Here’s what happened when I left Joshua Tree: nothing.
I came home from a week in the desert with two unfinished songs and then I just stopped working on them. There are a lot of other things to do. There’s a website to feed, children coming and going, a freelance story to write, an aging dog who needs frequent walks. Life conspires against the tranquil stretches required for songwriting. Fierce adversaries like time and ridiculous adversaries like Facebook must be conquered daily. I am a weak opponent. This is why people hole up in hunting cabins and go on retreat and alienate their loved ones. Tom Waits says of family and career, ” It’s like having two dogs that hate each other and you have to take them for a walk every night.” I think that must be true for most people trying to straddle a domestic and a creative life. One thing I know for sure is it’s hard to get in the flow between a kid’s dentist appointment and dinnertime.

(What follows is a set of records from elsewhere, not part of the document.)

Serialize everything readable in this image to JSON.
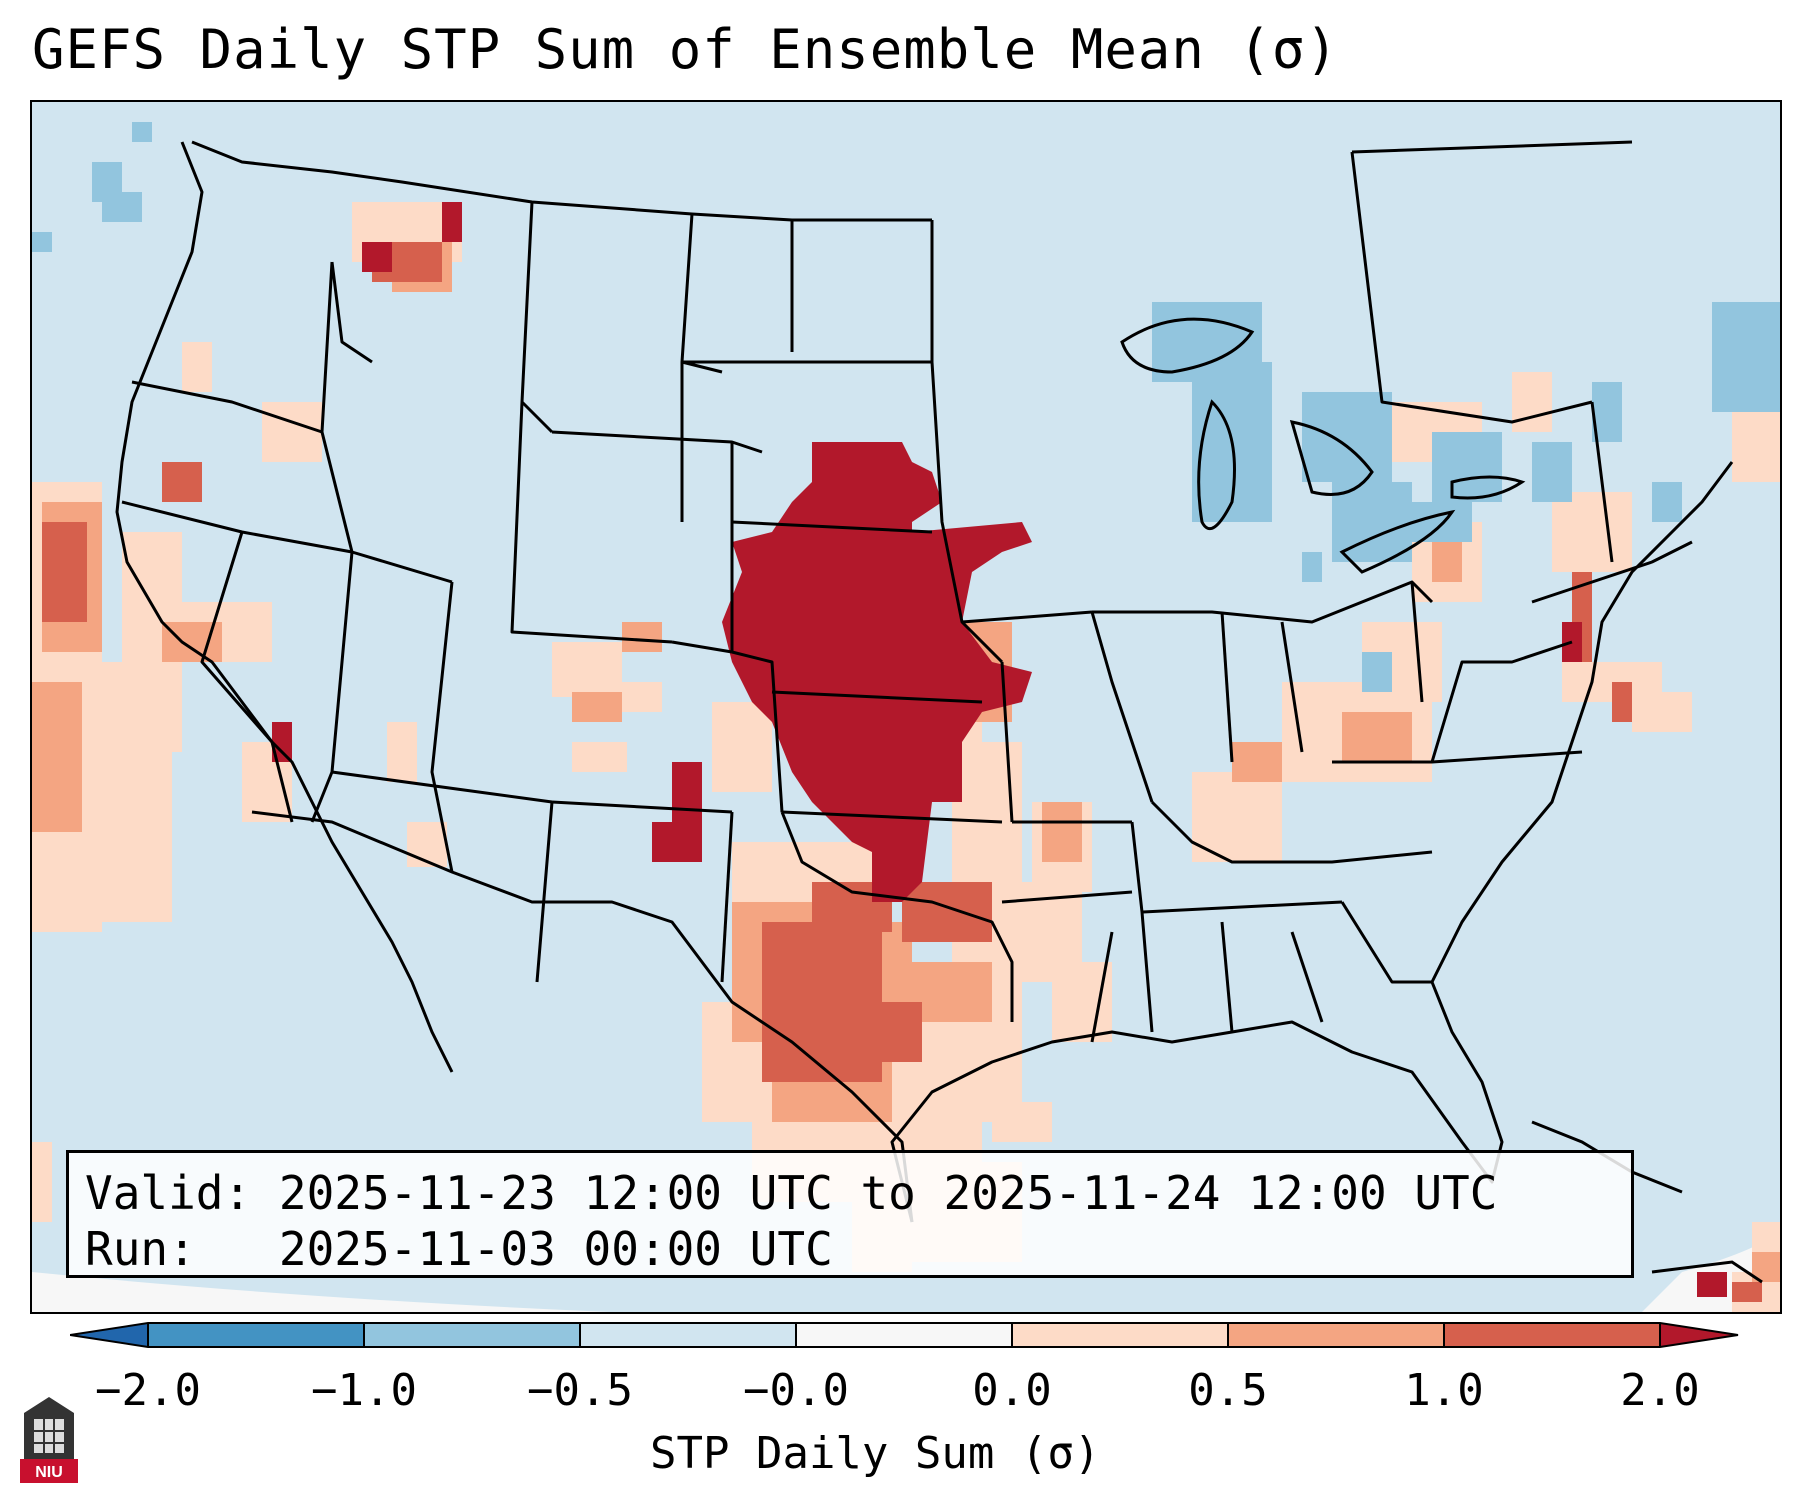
{
  "title": "GEFS Daily STP Sum of Ensemble Mean (σ)",
  "info": {
    "valid_label": "Valid:",
    "valid_value": "2025-11-23 12:00 UTC to 2025-11-24 12:00 UTC",
    "run_label": "Run:",
    "run_value": "2025-11-03 00:00 UTC"
  },
  "colorbar": {
    "label": "STP Daily Sum (σ)",
    "ticks": [
      "−2.0",
      "−1.0",
      "−0.5",
      "−0.0",
      "0.0",
      "0.5",
      "1.0",
      "2.0"
    ],
    "bins": [
      {
        "range": "< -2.0",
        "color": "#2166ac"
      },
      {
        "range": "-2.0 to -1.0",
        "color": "#4393c3"
      },
      {
        "range": "-1.0 to -0.5",
        "color": "#92c5de"
      },
      {
        "range": "-0.5 to -0.0",
        "color": "#d1e5f0"
      },
      {
        "range": "-0.0 to 0.0",
        "color": "#f7f7f7"
      },
      {
        "range": "0.0 to 0.5",
        "color": "#fddbc7"
      },
      {
        "range": "0.5 to 1.0",
        "color": "#f4a582"
      },
      {
        "range": "1.0 to 2.0",
        "color": "#d6604d"
      },
      {
        "range": "> 2.0",
        "color": "#b2182b"
      }
    ]
  },
  "map": {
    "region": "Contiguous United States",
    "background_color": "#d1e5f0",
    "max_signal_color": "#b2182b",
    "max_signal_area": "Nebraska / Kansas / Oklahoma",
    "moderate_signal_area": "Texas / Oklahoma"
  },
  "logo": {
    "text": "NIU"
  }
}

But I’m lucky. I know Gary Smith, who lives on a farm in New Hampshire with three sheep, a donkey, and a swimming pond. At Gary’s there is peace and quiet and a guest room. Amazingly, there is also a stash of electric guitars and amplifiers. Gary used to be in the music business; he made records with people like the Pixies and Natalie Merchant and Throwing Muses and Juliana Hatfield. Now he runs a community radio station. His is the sort of farm where you will see a gold record hanging on the barn wall and a middle-aged woman trying to write songs. I went to Gary’s after a month of accomplishing nothing at home with a goal: I would write a chorus. In fact I did not write a chorus. I thought I was writing a chorus, but it turned out I was writing a bridge. How do I know it’s a bridge and not a chorus? I don’t know.
The not knowing is weird and uncomfortable and that’s when I remind myself what the Zen teacher Shunryu Suzuki said.
In the beginner’s mind there are many possibilities, in the expert’s mind there are few.